B. is writing an essay just now, for a newspaper, at B.'s own suggestion, about if it is a good thing that he is defined as a gay writer, that his books, whatever their actual subject, are kept in the category "Gay" and that this may limit their sales, curtail his audience, effect his income adversely. It's a good thing for him to write. He is the man for the job. I'll be curious to read what he writes. As a bookseller, I understand why this happens to writers, how they are tagged for the convenience of readers, made to fit in a niche they may long since have outgrown. It must be frustrating, being as clever, as amusing and as accessible and as accomplished a writer as B., to still find himself invariably shelved with Queer theorists, self-help books, soft porn, no matter what he writes. If he decides that that is indeed an injustice, I'll believe him, not that he would write anything so portentous as that, he is too good at what he does, his touch is lighter, his vanity chastened, his sympathies broad. I doubt he'll even reference his own accomplishments without dismissing them, as he habitually does, as "flop novels" and small books.

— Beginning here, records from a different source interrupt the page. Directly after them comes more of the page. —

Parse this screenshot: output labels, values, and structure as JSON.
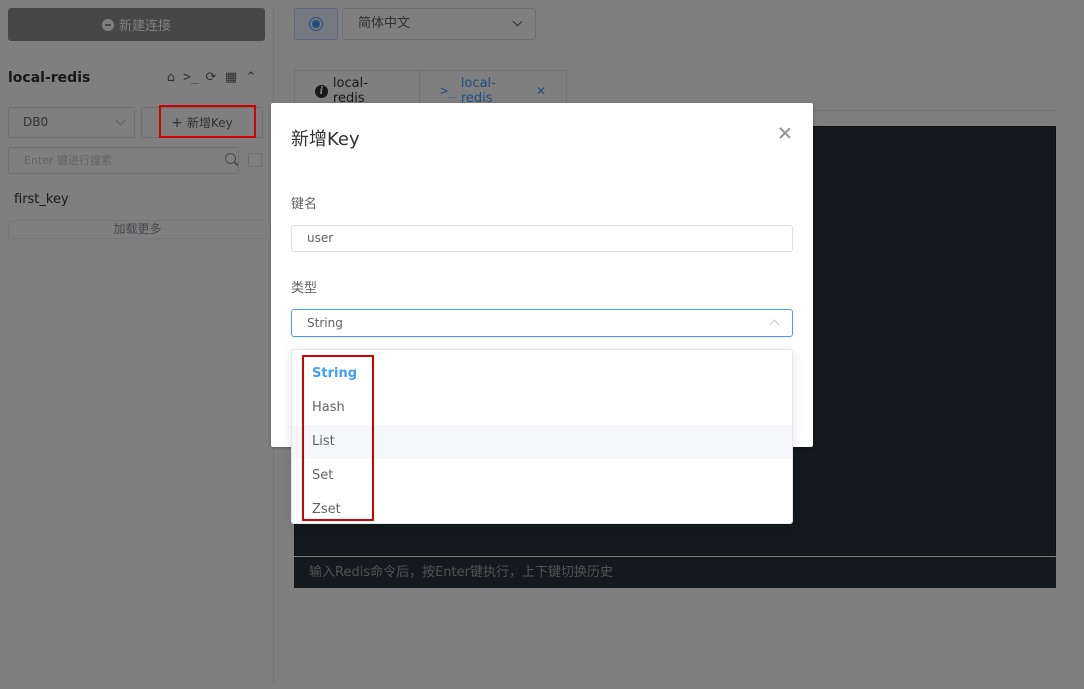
{
  "sidebar": {
    "new_connection_label": "新建连接",
    "connection_name": "local-redis",
    "db_select_value": "DB0",
    "new_key_label": "新增Key",
    "search_placeholder": "Enter 键进行搜索",
    "keys": [
      "first_key"
    ],
    "load_more_label": "加载更多",
    "connection_icons": [
      "home-icon",
      "terminal-icon",
      "refresh-icon",
      "grid-icon",
      "chevron-up-icon"
    ]
  },
  "topbar": {
    "language_value": "简体中文"
  },
  "tabs": [
    {
      "label": "local-redis",
      "icon": "info-icon"
    },
    {
      "label": "local-redis",
      "icon": "terminal-icon",
      "closable": true
    }
  ],
  "console": {
    "placeholder": "输入Redis命令后，按Enter键执行，上下键切换历史"
  },
  "dialog": {
    "title": "新增Key",
    "key_name_label": "键名",
    "key_name_value": "user",
    "type_label": "类型",
    "type_value": "String",
    "type_options": [
      "String",
      "Hash",
      "List",
      "Set",
      "Zset"
    ],
    "selected_option_index": 0,
    "hover_option_index": 2
  },
  "colors": {
    "accent": "#409eff",
    "highlight_box": "#d40000",
    "console_bg": "#263238",
    "overlay": "rgba(0,0,0,0.5)"
  }
}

So I thought I'd just write something here, something brief and earnest and unfunny, by way of compensation for his inveterate humility, as a pendant to his as yet unwritten piece, by way of thanking him, not as a friend, but as his constant reader since our shared youth. I for one at least am grateful to have read so good a gay writer, and to have read in him so much that made my own life better, richer, happier. He can write what he pleases for the papers. I understand his success perhaps better than he does himself. I do not doubt I am not alone. I have my friend, thankfully again, and I have had and will always have him in his books, in all their earned and considered, finely shaded gaiety. Call himself what he will.